Sequence overlapping most of region shown above (including `KpnI` site)

In [56]:
s = Seq('tccaagacctcgagggggggcccggtacccagcttttgttccctttagtgagg')
Analong = Analysis(rb, s)

In [61]:
Analong.print_as('map')
Analong.print_that()

                            29 KpnI
                            |                               
tccaagacctcgagggggggcccggtacccagcttttgttccctttagtgagg
|||||||||||||||||||||||||||||||||||||||||||||||||||||
aggttctggagctcccccccgggccatgggtcgaaaacaagggaaatcactcc
1                                                  53




{KpnI: [29]}

So since we are trying to insert our variable region construct at this restriction site the first and last inserted sequence should have homology arms complementary to sequences flanking this site.
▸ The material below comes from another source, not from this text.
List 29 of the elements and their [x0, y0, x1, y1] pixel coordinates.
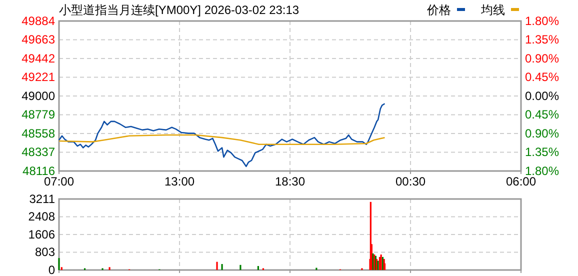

Below would be the most I guess extreme version of this, where you are cloning in both promotors, intiation, termination and extention regions. Regions of the same solid color indicate homology.

![](files/insert.png)

But in each backbone, including `PFC8` there is already at least one usable promotor that could be taken advantage of. Additionally, it may not be best to clone in initiation and termiation regions at the same time since we are not 100% sure how long the R-loops that form will be. This is critical for termination region placement relative to the promotor because it needs to be far enough away where by the time R-loops arrive it would be reasonable for them to termininate but close enough so that R-loops are actually, at least on average, able to reach it.

That might look something more like the images below.

### Initiation construct

![](files/insert1.png)

The average length of R-loops formed using the initiation region would then inform termination region design.